Retrofitting existing sites for better cybersecurity remains a long-running headache in the energy sector. These sites often feature decades-old machines built when air gapping made sense, remote logins were science fiction and devices rarely shared data with each other. The technical barriers to securing such sites are so high that many customers cannot make meaningful progress without outside help.
Many companies struggle even to maintain a current and accurate inventory of the devices legitimately allowed to exchange data over their industrial network. Using the same build-first, secure-later approach in our next round of infrastructure development sets up future leaders for another decade of expensive retrofits or unexpected outages.
For energy businesses focused on delivering power to data centers, cybersecurity will make or break the business plan.
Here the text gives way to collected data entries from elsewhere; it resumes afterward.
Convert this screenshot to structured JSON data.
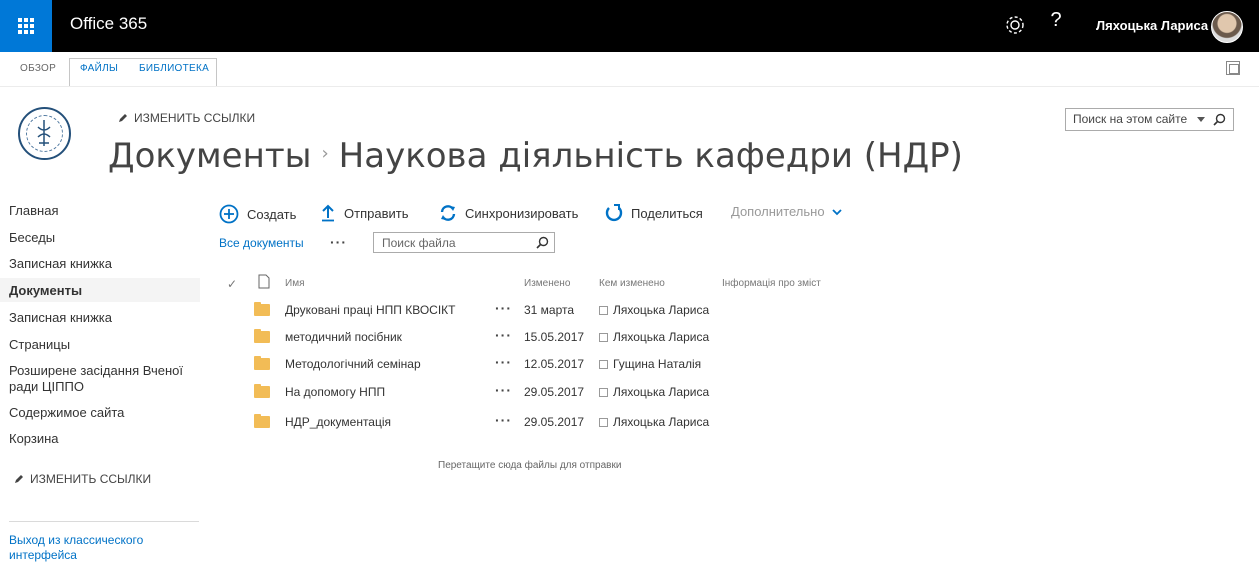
{
  "suite": {
    "brand": "Office 365",
    "help": "?",
    "user_name": "Ляхоцька Лариса",
    "accent": "#0078d7"
  },
  "ribbon": {
    "tabs": [
      "ОБЗОР",
      "ФАЙЛЫ",
      "БИБЛИОТЕКА"
    ]
  },
  "header": {
    "edit_links": "ИЗМЕНИТЬ ССЫЛКИ",
    "title_part1": "Документы",
    "title_sep": "›",
    "title_part2": "Наукова діяльність кафедри (НДР)",
    "site_search_placeholder": "Поиск на этом сайте"
  },
  "left_nav": {
    "items": [
      "Главная",
      "Беседы",
      "Записная книжка",
      "Документы",
      "Записная книжка",
      "Страницы",
      "Розширене засідання Вченої ради ЦІППО",
      "Содержимое сайта",
      "Корзина"
    ],
    "edit_links": "ИЗМЕНИТЬ ССЫЛКИ",
    "exit_classic": "Выход из классического интерфейса"
  },
  "commands": {
    "create": "Создать",
    "upload": "Отправить",
    "sync": "Синхронизировать",
    "share": "Поделиться",
    "more": "Дополнительно"
  },
  "view": {
    "all_docs": "Все документы",
    "more": "···",
    "file_search_placeholder": "Поиск файла"
  },
  "table": {
    "headers": {
      "check": "✓",
      "name": "Имя",
      "modified": "Изменено",
      "modified_by": "Кем изменено",
      "content_info": "Інформація про зміст"
    },
    "rows": [
      {
        "name": "Друковані праці НПП КВОСІКТ",
        "dots": "···",
        "modified": "31 марта",
        "user": "Ляхоцька Лариса"
      },
      {
        "name": "методичний посібник",
        "dots": "···",
        "modified": "15.05.2017",
        "user": "Ляхоцька Лариса"
      },
      {
        "name": "Методологічний семінар",
        "dots": "···",
        "modified": "12.05.2017",
        "user": "Гущина Наталія"
      },
      {
        "name": "На допомогу НПП",
        "dots": "···",
        "modified": "29.05.2017",
        "user": "Ляхоцька Лариса"
      },
      {
        "name": "НДР_документація",
        "dots": "···",
        "modified": "29.05.2017",
        "user": "Ляхоцька Лариса"
      }
    ],
    "drop_hint": "Перетащите сюда файлы для отправки"
  }
}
U.S. electricity customers experienced an average of 11 hours of power outages in 2024, nearly twice as many as the annual average across the previous decade, according to the Energy Information Administration. For a level 4 data center the availability standard is 99.995%, allowing roughly 8 minutes of outages per year for any reason. Capturing premiums and avoiding penalties built into data center contracts will depend on meeting high reliability standards. Power providers will need confidence that their cybersecurity controls will block all but the most sophisticated attacks.
Cybersecurity providers will need to ensure updates match the pace of attacker innovation — and avoid compatibility issues.
The need for continuous electricity supply already drives design choices for data centers. Many data centers plan to produce power on site, instead of sourcing it from the grid. Others are building battery backups and generators to cover unavoidable outages. Compared to these investments, the cost of strong cybersecurity is trivial.
To be sure, even the strongest cybersecurity measures cannot guarantee a perfect power delivery record.
Malicious use of AI is already reducing the skill level required to launch sophisticated attacks, and attacker innovation will continue into the future. Designing cybersecurity architecture into new infrastructure can mitigate these risks by ensuring the strongest protections surround the most critical systems, planning for future maintenance and updates, and segmenting networks to limit the extent of damage when any given device or user account becomes compromised.
We can and should build the next generation of infrastructure better. But we have to hurry. Data center demand for electricity is growing four times as fast as demand from all other industries. Progress will not wait — cybersecurity must be planned and deployed at the same breakneck pace as new electricity infrastructure.